Por P. Prisciliano Hernández Chávez, CORC.
La fisonomía litúrgica de la Eucaristía, toma su carácter originalmente de la cena pascual del pueblo de Israel. De ahí la dimensión de sacrificio, de banquete, de comunión, de memorial como actualización de su liberación, de acción de gracias y de alabanza.

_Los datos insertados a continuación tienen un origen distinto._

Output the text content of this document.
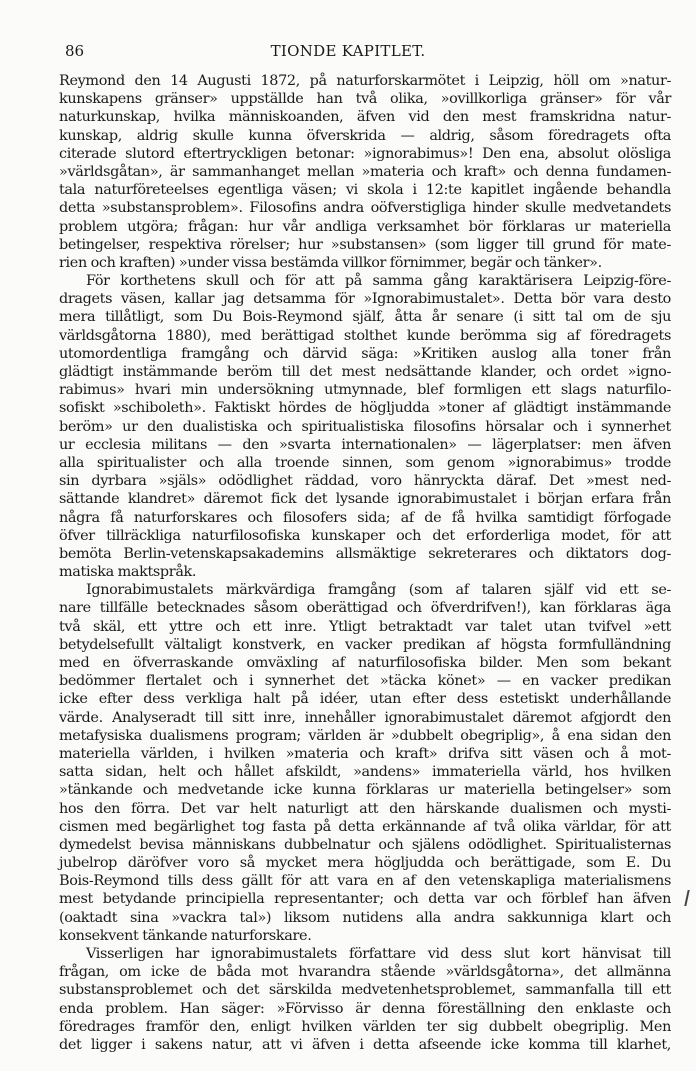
86	TIONDE KAPITLET.
Reymond den 14 Augusti 1872, på naturforskarmötet i Leipzig, höll om »natur-
kunskapens gränser» uppställde han två olika, »ovillkorliga gränser» för vår
naturkunskap, hvilka människoanden, äfven vid den mest framskridna natur-
kunskap, aldrig skulle kunna öfverskrida — aldrig, såsom föredragets ofta
citerade slutord eftertryckligen betonar: »ignorabimus»! Den ena, absolut olösliga
»världsgåtan», är sammanhanget mellan »materia och kraft» och denna fundamen-
tala naturföreteelses egentliga väsen; vi skola i 12:te kapitlet ingående behandla
detta »substansproblem». Filosofins andra oöfverstigliga hinder skulle medvetandets
problem utgöra; frågan: hur vår andliga verksamhet bör förklaras ur materiella
betingelser, respektiva rörelser; hur »substansen» (som ligger till grund för mate-
rien och kraften) »under vissa bestämda villkor förnimmer, begär och tänker».
För korthetens skull och för att på samma gång karaktärisera Leipzig-före-
dragets väsen, kallar jag detsamma för »Ignorabimustalet». Detta bör vara desto
mera tillåtligt, som Du Bois-Reymond själf, åtta år senare (i sitt tal om de sju
världsgåtorna 1880), med berättigad stolthet kunde berömma sig af föredragets
utomordentliga framgång och därvid säga: »Kritiken auslog alla toner från
glädtigt instämmande beröm till det mest nedsättande klander, och ordet »igno-
rabimus» hvari min undersökning utmynnade, blef formligen ett slags naturfilo-
sofiskt »schiboleth». Faktiskt hördes de högljudda »toner af glädtigt instämmande
beröm» ur den dualistiska och spiritualistiska filosofins hörsalar och i synnerhet
ur ecclesia militans — den »svarta internationalen» — lägerplatser: men äfven
alla spiritualister och alla troende sinnen, som genom »ignorabimus» trodde
sin dyrbara »själs» odödlighet räddad, voro hänryckta däraf. Det »mest ned-
sättande klandret» däremot fick det lysande ignorabimustalet i början erfara från
några få naturforskares och filosofers sida; af de få hvilka samtidigt förfogade
öfver tillräckliga naturfilosofiska kunskaper och det erforderliga modet, för att
bemöta Berlin-vetenskapsakademins allsmäktige sekreterares och diktators dog-
matiska maktspråk.
Ignorabimustalets märkvärdiga framgång (som af talaren själf vid ett se-
nare tillfälle betecknades såsom oberättigad och öfverdrifven!), kan förklaras äga
två skäl, ett yttre och ett inre. Ytligt betraktadt var talet utan tvifvel »ett
betydelsefullt vältaligt konstverk, en vacker predikan af högsta formfulländning
med en öfverraskande omväxling af naturfilosofiska bilder. Men som bekant
bedömmer flertalet och i synnerhet det »täcka könet» — en vacker predikan
icke efter dess verkliga halt på idéer, utan efter dess estetiskt underhållande
värde. Analyseradt till sitt inre, innehåller ignorabimustalet däremot afgjordt den
metafysiska dualismens program; världen är »dubbelt obegriplig», å ena sidan den
materiella världen, i hvilken »materia och kraft» drifva sitt väsen och å mot-
satta sidan, helt och hållet afskildt, »andens» immateriella värld, hos hvilken
»tänkande och medvetande icke kunna förklaras ur materiella betingelser» som
hos den förra. Det var helt naturligt att den härskande dualismen och mysti-
cismen med begärlighet tog fasta på detta erkännande af två olika världar, för att
dymedelst bevisa människans dubbelnatur och själens odödlighet. Spiritualisternas
jubelrop däröfver voro så mycket mera högljudda och berättigade, som E. Du
Bois-Reymond tills dess gällt för att vara en af den vetenskapliga materialismens
mest betydande principiella representanter; och detta var och förblef han äfven
(oaktadt sina »vackra tal») liksom nutidens alla andra sakkunniga klart och
konsekvent tänkande naturforskare.
Visserligen har ignorabimustalets författare vid dess slut kort hänvisat till
frågan, om icke de båda mot hvarandra stående »världsgåtorna», det allmänna
substansproblemet och det särskilda medvetenhetsproblemet, sammanfalla till ett
enda problem. Han säger: »Förvisso är denna föreställning den enklaste och
föredrages framför den, enligt hvilken världen ter sig dubbelt obegriplig. Men
det ligger i sakens natur, att vi äfven i detta afseende icke komma till klarhet,
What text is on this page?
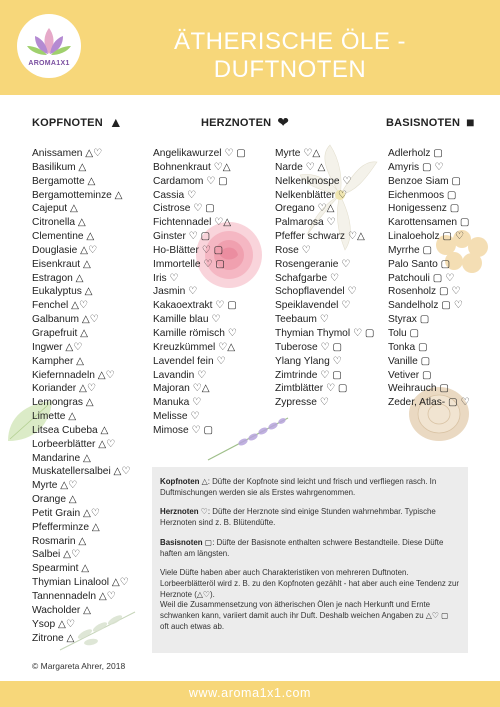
AROMA1X1
ÄTHERISCHE ÖLE - DUFTNOTEN
KOPFNOTEN ▲	HERZNOTEN ❤	BASISNOTEN ■
Anissamen △♡
Basilikum △
Bergamotte △
Bergamotteminze △
Cajeput △
Citronella △
Clementine △
Douglasie △♡
Eisenkraut △
Estragon △
Eukalyptus △
Fenchel △♡
Galbanum △♡
Grapefruit △
Ingwer △♡
Kampher △
Kiefernnadeln △♡
Koriander △♡
Lemongras △
Limette △
Litsea Cubeba △
Lorbeerblätter △♡
Mandarine △
Muskatellersalbei △♡
Myrte △♡
Orange △
Petit Grain △♡
Pfefferminze △
Rosmarin △
Salbei △♡
Spearmint △
Thymian Linalool △♡
Tannennadeln △♡
Wacholder △
Ysop △♡
Zitrone △
Angelikawurzel ♡ ▢
Bohnenkraut ♡△
Cardamom ♡ ▢
Cassia ♡
Cistrose ♡ ▢
Fichtennadel ♡△
Ginster ♡ ▢
Ho-Blätter ♡ ▢
Immortelle ♡ ▢
Iris ♡
Jasmin ♡
Kakaoextrakt ♡ ▢
Kamille blau ♡
Kamille römisch ♡
Kreuzkümmel ♡△
Lavendel fein ♡
Lavandin ♡
Majoran ♡△
Manuka ♡
Melisse ♡
Mimose ♡ ▢
Myrte ♡△
Narde ♡ △
Nelkenknospe ♡
Nelkenblätter ♡
Oregano ♡△
Palmarosa ♡
Pfeffer schwarz ♡△
Rose ♡
Rosengeranie ♡
Schafgarbe ♡
Schopflavendel ♡
Speiklavendel ♡
Teebaum ♡
Thymian Thymol ♡ ▢
Tuberose ♡ ▢
Ylang Ylang ♡
Zimtrinde ♡ ▢
Zimtblätter ♡ ▢
Zypresse ♡
Adlerholz ▢
Amyris ▢ ♡
Benzoe Siam ▢
Eichenmoos ▢
Honigessenz ▢
Karottensamen ▢
Linaloeholz ▢ ♡
Myrrhe ▢
Palo Santo ▢
Patchouli ▢ ♡
Rosenholz ▢ ♡
Sandelholz ▢ ♡
Styrax ▢
Tolu ▢
Tonka ▢
Vanille ▢
Vetiver ▢
Weihrauch ▢
Zeder, Atlas- ▢ ♡

Kopfnoten △: Düfte der Kopfnote sind leicht und frisch und verfliegen rasch. In Duftmischungen werden sie als Erstes wahrgenommen.

Herznoten ♡: Düfte der Herznote sind einige Stunden wahrnehmbar. Typische Herznoten sind z. B. Blütendüfte.

Basisnoten ▢: Düfte der Basisnote enthalten schwere Bestandteile. Diese Düfte haften am längsten.

Viele Düfte haben aber auch Charakteristiken von mehreren Duftnoten. Lorbeerblätteröl wird z. B. zu den Kopfnoten gezählt - hat aber auch eine Tendenz zur Herznote (△♡).
Weil die Zusammensetzung von ätherischen Ölen je nach Herkunft und Ernte schwanken kann, variiert damit auch ihr Duft. Deshalb weichen Angaben zu △♡ ▢ oft auch etwas ab.

© Margareta Ahrer, 2018
www.aroma1x1.com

Este pasaje del Evangelio de San Juan 6, 52-59, constituye la promesa que se cumplirá antes de la pasión y muerte del Salvador en la institución misma de la Nueva Pascua de la Nueva Alianza, la Santa Eucaristía, que narran propiamente san Mateo, san Marcos, san Lucas y del mismo san Pablo que testifica que ha recibido esta ‘tradición’ ( cf 1 Cor 11, 23-26). En su lugar san Juan pone el lavatorio de los pies para recalcar la dimensión concreta del servicio como prolongación de la Eucaristía en la vida de amor fraterno de servicio y de entrega a los demás; es decir, actualizar y prolongar el misterio de la Eucaristía en la propia vida.
Comemos el Pan de la Palabra y el Cuerpo y la Sangre del Señor; bajo estos dos aspectos comulgamos al Señor, inmolado y resucitado en la ‘mesa del Señor’ como lo afirma san Pablo (cf 1 Cor 10, 21). ‘Por eso, cada vez que comen de este pan y beben de esta copa, anuncian la muerte del Señor hasta que él vuelva’ (1Cor 11, 26). Este es anticipo, real, sustancial, bajo el sacramento que tendrá su plena realización al final en la gloria eterna: ‘Dichosos los invitados al banquete de bodas del Cordero ‘(Ap 19, 9). Por eso una vez realizada la consagración en la misa proclamamos: ‘este es el misterio de la fe’, ‘este es el sacramento de nuestra fe’- ‘anunciamos tu muerte proclamamos tu resurrección, ven Señor Jesús’.
Nuestra vida debe ser signo elocuente de la espera del Señor hasta que el vuelva. Por eso la Eucaristía no solo es memoria y presencia, sino profecía que apunta a su plenitud en la gloria celestial.
El Catecismo de la Iglesia Católica nos dice palabras luminosas de comulgar al Señor (nº 1391), ‘para probar y gustar cuán bueno es el Señor, dichoso el que se acoge a él’:
‘La comunión acrecienta nuestra unión con Cristo. Recibir la Eucaristía en la comunión da como fruto principal la unión íntima con Cristo Jesús. En efecto, el Señor dice; “Quien come mi Carne y bebe mi Sangre habita en mí y yo en él” (Jn 6, 26). La vida en Cristo encuentra su fundamento en el banquete eucarístico; “Lo mismo que me ha enviado el Padre, que vive y yo vivo por el Padre, también el que me coma vivirá por mi” (Jn 6, 57).
Y continúa el mismo Catecismo, citando al Fanqith, del Oficio siriaco de Antioquía, ‘Cuando en las fiestas del Señor los fieles reciben el Cuerpo del Hijo, proclaman unos a otros la Buena Nueva de que se dan las arras de la vida, como cuando el ángel dijo a María Magdalena: “¡Cristo ha resucitado!”. He aquí que ahora también la vida y la resurrección son comunicadas a quien recibe a Cristo’.
La Eucaristía, Jesús mismo inmolado y glorificado, verdadera locura del amor de Dios, supera toda necedad e insensatez los sabios miopes, que se cierran a la dimensión maravillosa de la fe en las Palabras de Jesús ‘quien me come vivirá por mí’ y ‘yo lo resucitaré el último día.
En una palabra, en la Eucaristía probamos y gustamos al Señor. En la medida que se dé mayormente la purificación del corazón y se acreciente la vida del Espíritu Santo en nosotros, este saborear al Señor, será más intenso y profundo, será gozar ya el cielo en el propio ser.